Mapping between dataloader source objects and dataset itemts

ChristophNeuner · August 3, 2020, 3:41pm

Hello guys,

when creating a fastai2.data.core.DataLoaders object with the fastai2.data.block.DataBlock.dataloaders method, the first parameter is a list of source objects. In my case this is a list of custom wrapper objects, that basically wrap around the path of the image and some other stuff.
When the dataloaders get created, the objects in the dataset do not contain a reference to these source objects any more, as far as I have noticed.
During predictions I want to save the predictions in these custom data wrapper objects. So far the only way that I see to map between the dataset objects from the dataloaders and the original source objects is, that they are in the same order. I feel a bit uncomfortable with only relying on that.
Is there some reference I haven’t found or has someone come up with a better way to tackle this?

Here is my code calling the data block api for better understanding:

data = fastai2.data.block.DataBlock(
blocks=(ImageBlock, fastai2.data.block.MultiCategoryBlock),
get_x=lambda x: x.path,
get_y=lambda x: x.classification_labels,
splitter=fastai2.data.transforms.FuncSplitter(lambda x: x.is_valid),
item_tfms = fastai2.vision.augment.Resize(final_size),
batch_tfms=fastai2.vision.augment.aug_transforms(flip_vert=True))

dls = data.dataloaders(object_manager.objects, bs=bs)

The “object_manager.objects” simply wrap around preextracted tiles from whole-slide images with some additional information. [wsi_processing_pipeline/preprocessing/objects.py at master · FAU-DLM/wsi_processing_pipeline · GitHub]

Thanks a lot in advance!

Christoph

muellerzr · August 3, 2020, 3:48pm

That order is what you have to go with unless you make your own transforms to store this information (such as inheriting PIL and giving it whatever attribute you wish to store). It wasn’t designed to expect an object-based system like you are describing. However since you are using images, at the image level they are Pillow Image.Image’s at that point, so you could try a process like so to get the file names associated:

So, you can either work around it by the path method or build a custom Transform that inherits PILBase to extract the source information you want

However do note that is then lost at the DataLoader output level (as by then everything is a tensor)

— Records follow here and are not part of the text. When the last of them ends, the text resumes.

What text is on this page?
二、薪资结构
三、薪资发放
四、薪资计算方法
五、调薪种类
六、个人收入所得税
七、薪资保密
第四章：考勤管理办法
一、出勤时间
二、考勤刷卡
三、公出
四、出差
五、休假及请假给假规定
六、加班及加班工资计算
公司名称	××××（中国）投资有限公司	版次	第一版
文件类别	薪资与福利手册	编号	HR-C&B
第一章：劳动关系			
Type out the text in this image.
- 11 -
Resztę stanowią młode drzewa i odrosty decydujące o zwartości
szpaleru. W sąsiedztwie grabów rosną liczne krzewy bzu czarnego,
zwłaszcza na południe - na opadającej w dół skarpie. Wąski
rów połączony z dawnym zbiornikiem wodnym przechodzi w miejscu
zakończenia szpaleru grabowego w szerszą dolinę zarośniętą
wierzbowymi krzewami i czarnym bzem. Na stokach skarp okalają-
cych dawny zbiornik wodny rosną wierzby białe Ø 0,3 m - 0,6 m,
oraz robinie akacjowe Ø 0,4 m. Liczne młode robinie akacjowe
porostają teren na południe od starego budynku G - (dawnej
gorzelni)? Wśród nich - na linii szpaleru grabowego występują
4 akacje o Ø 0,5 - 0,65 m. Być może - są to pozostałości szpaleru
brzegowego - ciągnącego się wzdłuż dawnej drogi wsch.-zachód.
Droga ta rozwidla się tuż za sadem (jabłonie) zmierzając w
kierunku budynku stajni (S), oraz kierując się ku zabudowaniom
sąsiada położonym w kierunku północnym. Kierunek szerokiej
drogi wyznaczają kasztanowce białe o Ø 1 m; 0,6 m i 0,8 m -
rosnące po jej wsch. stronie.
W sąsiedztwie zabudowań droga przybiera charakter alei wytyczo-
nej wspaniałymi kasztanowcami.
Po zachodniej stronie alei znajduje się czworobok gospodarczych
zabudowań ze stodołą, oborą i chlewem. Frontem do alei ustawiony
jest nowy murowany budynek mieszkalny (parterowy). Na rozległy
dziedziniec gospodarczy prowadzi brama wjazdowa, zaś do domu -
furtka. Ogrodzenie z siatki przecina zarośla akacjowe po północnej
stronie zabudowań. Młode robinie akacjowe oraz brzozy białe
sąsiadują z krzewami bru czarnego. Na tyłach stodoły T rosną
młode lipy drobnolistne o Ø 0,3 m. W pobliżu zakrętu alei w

grumbling · February 6, 2025, 10:55pm

Sorry to revive this old post but I do not have permission to create new post and my problem is similar to this.

I want to be able to retrieve other metadata during training, on top of just the labels.

You can hack a transform that retrieve metadata from PILImage but when you only have tensor, like at before_batch callback.
Is there a way to create a subclass of fastAI DataLoader that save items metadata, as class member/attribute, for each batch that created ? But how to tell the DataBlock API to use this new DataLoader ? Or do we need to do some monkey patching ??

grumbling · February 7, 2025, 6:06am

I tried to modify the Dataloader.sample function and saved the index as Dataloader attributes. But then in the callback, the self.learn.dls.train seems to be a different dataloader instance than the one used to generate the batch because my attribute is there but not set.
Modified sample function:

    def sample(self):
        self.last_batch_idx = list(b for i, b in enumerate(self.__idxs) if i // (self.bs or 1) % self.num_workers == self.offs)
        return self.last_batch_idx

Something to do with multi worker / subprocess I guess ?
Where would be the ideal place to store the items index then ?
@muellerzr